You are right. And yes, you are also correct in that it is a bit tricky to determine. If I remember correctly I think Khosla or another work tried to provide some analysis on the tau parameter but there was no clean analytical relationship. The general idea I think was that it contributes somewhat to both the rate of learning and the sensitivity to differentiating positive and negative samples.

Any suggestions for selecting appropriate values of scale_s? You said "usually determined empirically" in your paper.

If I remember correctly, I used high levels of scale_s because higher levels of sensitivity to contrastive differentiation tends to help more for regression tasks.

As an example, if you have 10k training samples and the labels range between 1-100, you want your contrastive learning model to differentiate samples with labels 50 and 50.1 very well. Otherwise the usefulness to the model training will not be very high. However, setting scale_s too high will lead to numerical instability. If you have 100 training samples however, and the labels range between 1-100, the sensitivity probably does not need to be as high as your training labels tend to be more spread out.

For our experiments, the LVEF dataset had around 7k training samples with labels somewhere between 0-100% and we used scale_s = 150. For the BMD dataset, there was around 600 crops with labels between 0-1 and we used scale_s of 50.
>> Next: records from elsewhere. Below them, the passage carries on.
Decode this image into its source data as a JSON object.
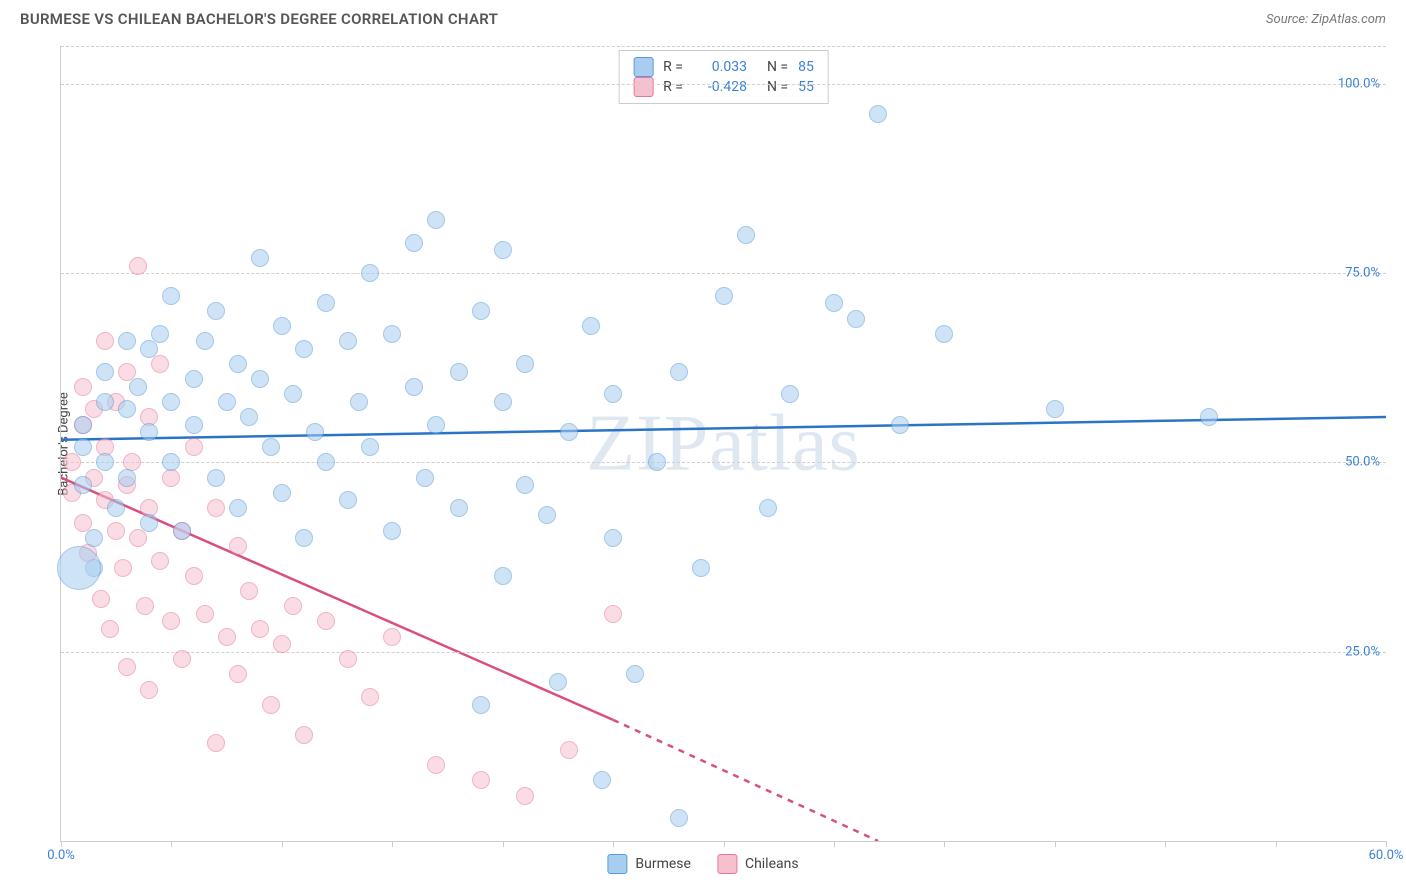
{
  "title": "BURMESE VS CHILEAN BACHELOR'S DEGREE CORRELATION CHART",
  "source": "Source: ZipAtlas.com",
  "ylabel": "Bachelor's Degree",
  "watermark": "ZIPatlas",
  "chart": {
    "type": "scatter",
    "xlim": [
      0,
      60
    ],
    "ylim": [
      0,
      105
    ],
    "xticks": [
      0,
      5,
      10,
      15,
      20,
      25,
      30,
      35,
      40,
      45,
      50,
      55,
      60
    ],
    "xtick_labels": {
      "0": "0.0%",
      "60": "60.0%"
    },
    "yticks": [
      25,
      50,
      75,
      100
    ],
    "ytick_labels": [
      "25.0%",
      "50.0%",
      "75.0%",
      "100.0%"
    ],
    "grid_color": "#d0d0d0",
    "axis_color": "#cccccc",
    "background_color": "#ffffff",
    "point_radius": 9,
    "point_opacity": 0.55,
    "series": {
      "burmese": {
        "label": "Burmese",
        "fill": "#a9cdf0",
        "stroke": "#5a9ad6",
        "trend_color": "#2a74c8",
        "trend": {
          "x1": 0,
          "y1": 53,
          "x2": 60,
          "y2": 56
        },
        "R": "0.033",
        "N": "85",
        "points": [
          [
            1,
            47
          ],
          [
            1,
            52
          ],
          [
            1,
            55
          ],
          [
            1.5,
            40
          ],
          [
            1.5,
            36
          ],
          [
            2,
            62
          ],
          [
            2,
            58
          ],
          [
            2,
            50
          ],
          [
            2.5,
            44
          ],
          [
            3,
            66
          ],
          [
            3,
            57
          ],
          [
            3,
            48
          ],
          [
            3.5,
            60
          ],
          [
            4,
            65
          ],
          [
            4,
            54
          ],
          [
            4,
            42
          ],
          [
            4.5,
            67
          ],
          [
            5,
            72
          ],
          [
            5,
            58
          ],
          [
            5,
            50
          ],
          [
            5.5,
            41
          ],
          [
            6,
            61
          ],
          [
            6,
            55
          ],
          [
            6.5,
            66
          ],
          [
            7,
            70
          ],
          [
            7,
            48
          ],
          [
            7.5,
            58
          ],
          [
            8,
            63
          ],
          [
            8,
            44
          ],
          [
            8.5,
            56
          ],
          [
            9,
            77
          ],
          [
            9,
            61
          ],
          [
            9.5,
            52
          ],
          [
            10,
            68
          ],
          [
            10,
            46
          ],
          [
            10.5,
            59
          ],
          [
            11,
            65
          ],
          [
            11,
            40
          ],
          [
            11.5,
            54
          ],
          [
            12,
            71
          ],
          [
            12,
            50
          ],
          [
            13,
            66
          ],
          [
            13,
            45
          ],
          [
            13.5,
            58
          ],
          [
            14,
            75
          ],
          [
            14,
            52
          ],
          [
            15,
            67
          ],
          [
            15,
            41
          ],
          [
            16,
            79
          ],
          [
            16,
            60
          ],
          [
            16.5,
            48
          ],
          [
            17,
            82
          ],
          [
            17,
            55
          ],
          [
            18,
            62
          ],
          [
            18,
            44
          ],
          [
            19,
            70
          ],
          [
            19,
            18
          ],
          [
            20,
            78
          ],
          [
            20,
            58
          ],
          [
            20,
            35
          ],
          [
            21,
            63
          ],
          [
            21,
            47
          ],
          [
            22,
            43
          ],
          [
            22.5,
            21
          ],
          [
            23,
            54
          ],
          [
            24,
            68
          ],
          [
            24.5,
            8
          ],
          [
            25,
            40
          ],
          [
            25,
            59
          ],
          [
            26,
            22
          ],
          [
            27,
            50
          ],
          [
            28,
            62
          ],
          [
            28,
            3
          ],
          [
            29,
            36
          ],
          [
            30,
            72
          ],
          [
            31,
            80
          ],
          [
            32,
            44
          ],
          [
            33,
            59
          ],
          [
            35,
            71
          ],
          [
            36,
            69
          ],
          [
            37,
            96
          ],
          [
            38,
            55
          ],
          [
            40,
            67
          ],
          [
            45,
            57
          ],
          [
            52,
            56
          ]
        ],
        "bigpoint": {
          "x": 0.8,
          "y": 36,
          "r": 22
        }
      },
      "chileans": {
        "label": "Chileans",
        "fill": "#f6c0cf",
        "stroke": "#e6779a",
        "trend_color": "#d94f80",
        "trend_solid": {
          "x1": 0,
          "y1": 48,
          "x2": 25,
          "y2": 16
        },
        "trend_dash": {
          "x1": 25,
          "y1": 16,
          "x2": 37,
          "y2": 0
        },
        "R": "-0.428",
        "N": "55",
        "points": [
          [
            0.5,
            46
          ],
          [
            0.5,
            50
          ],
          [
            1,
            42
          ],
          [
            1,
            55
          ],
          [
            1,
            60
          ],
          [
            1.2,
            38
          ],
          [
            1.5,
            48
          ],
          [
            1.5,
            57
          ],
          [
            1.8,
            32
          ],
          [
            2,
            66
          ],
          [
            2,
            45
          ],
          [
            2,
            52
          ],
          [
            2.2,
            28
          ],
          [
            2.5,
            58
          ],
          [
            2.5,
            41
          ],
          [
            2.8,
            36
          ],
          [
            3,
            62
          ],
          [
            3,
            47
          ],
          [
            3,
            23
          ],
          [
            3.2,
            50
          ],
          [
            3.5,
            76
          ],
          [
            3.5,
            40
          ],
          [
            3.8,
            31
          ],
          [
            4,
            56
          ],
          [
            4,
            44
          ],
          [
            4,
            20
          ],
          [
            4.5,
            63
          ],
          [
            4.5,
            37
          ],
          [
            5,
            29
          ],
          [
            5,
            48
          ],
          [
            5.5,
            41
          ],
          [
            5.5,
            24
          ],
          [
            6,
            35
          ],
          [
            6,
            52
          ],
          [
            6.5,
            30
          ],
          [
            7,
            13
          ],
          [
            7,
            44
          ],
          [
            7.5,
            27
          ],
          [
            8,
            39
          ],
          [
            8,
            22
          ],
          [
            8.5,
            33
          ],
          [
            9,
            28
          ],
          [
            9.5,
            18
          ],
          [
            10,
            26
          ],
          [
            10.5,
            31
          ],
          [
            11,
            14
          ],
          [
            12,
            29
          ],
          [
            13,
            24
          ],
          [
            14,
            19
          ],
          [
            15,
            27
          ],
          [
            17,
            10
          ],
          [
            19,
            8
          ],
          [
            21,
            6
          ],
          [
            23,
            12
          ],
          [
            25,
            30
          ]
        ]
      }
    }
  },
  "legend": {
    "rows": [
      {
        "swatch_fill": "#a9cdf0",
        "swatch_stroke": "#5a9ad6",
        "r_label": "R =",
        "r_val": "0.033",
        "n_label": "N =",
        "n_val": "85"
      },
      {
        "swatch_fill": "#f6c0cf",
        "swatch_stroke": "#e6779a",
        "r_label": "R =",
        "r_val": "-0.428",
        "n_label": "N =",
        "n_val": "55"
      }
    ]
  },
  "bottom_legend": [
    {
      "fill": "#a9cdf0",
      "stroke": "#5a9ad6",
      "label": "Burmese"
    },
    {
      "fill": "#f6c0cf",
      "stroke": "#e6779a",
      "label": "Chileans"
    }
  ]
}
Also, should people still tune the temperature (do you mean weight?) in your code? I feel it is better to set it as 1 and only tune scale_s.

As mentioned above, scale_s tends to affect both training weight and sensitivity, so the two effects are not exactly the same. My suggestion would be to choose a scale_s value depending on your dataset size. If you have a large training sample size, you may want to use a larger scale_s. If you have a smaller sample, maybe a smaller scale_s. Hopefully the parameters I used may help guide a bit (150 for 7k training size, 50 for 600 training size). Then, you can experiment with different weight parameters and fine-tune the scale_s if you have time.

Unfortunately I did not have time to explore the temperature parameter in detail in my work but hopefully this helps somewhat.

Tengfei Xue · Answer 2 · Thu May 26 2022 23:47:48 GMT+0800 (China Standard Time)

Hi,

Wow, thanks so much for your detailed reply! That's very helpful. Appreciate it!

Scale_s (explained above) and the weight of contrastive loss (explained in your paper after Eq. 8) are two most important hyper-parameters for this method, right? The temperature can be tuned as well to see if it improves the results. In addition, learning rate, batch size, etc also matter for all the deep learning in general.

Looking forward to your suggestions. Thanks again!

Regards,
Tengfei

ackbar03 · Answer 3 · Mon May 30 2022 13:01:03 GMT+0800 (China Standard Time)

Scale_s (explained above) and the weight of contrastive loss (explained in your paper after Eq. 8) are two most important hyper-parameters for this method, right? The temperature can be tuned as well to see if it improves the results.

I'm not sure what you refer to by the temperature parameter. The scale_s parameter is basicall the inverse of the temperature parameter typically used in cross entropy. Otherwise, yes, scale_s and weight of contrastive loss is most important

In addition, learning rate, batch size, etc also matter for all the deep learning in general.

Yes, but this is true for any learning algorithm. You can follow the settings of whatever implementation you are trying to improve upon to avoid spending time fine-tuning.

Tengfei Xue · Answer 4 · Tue May 31 2022 06:14:44 GMT+0800 (China Standard Time)

Got it! Thanks so much for your explanation!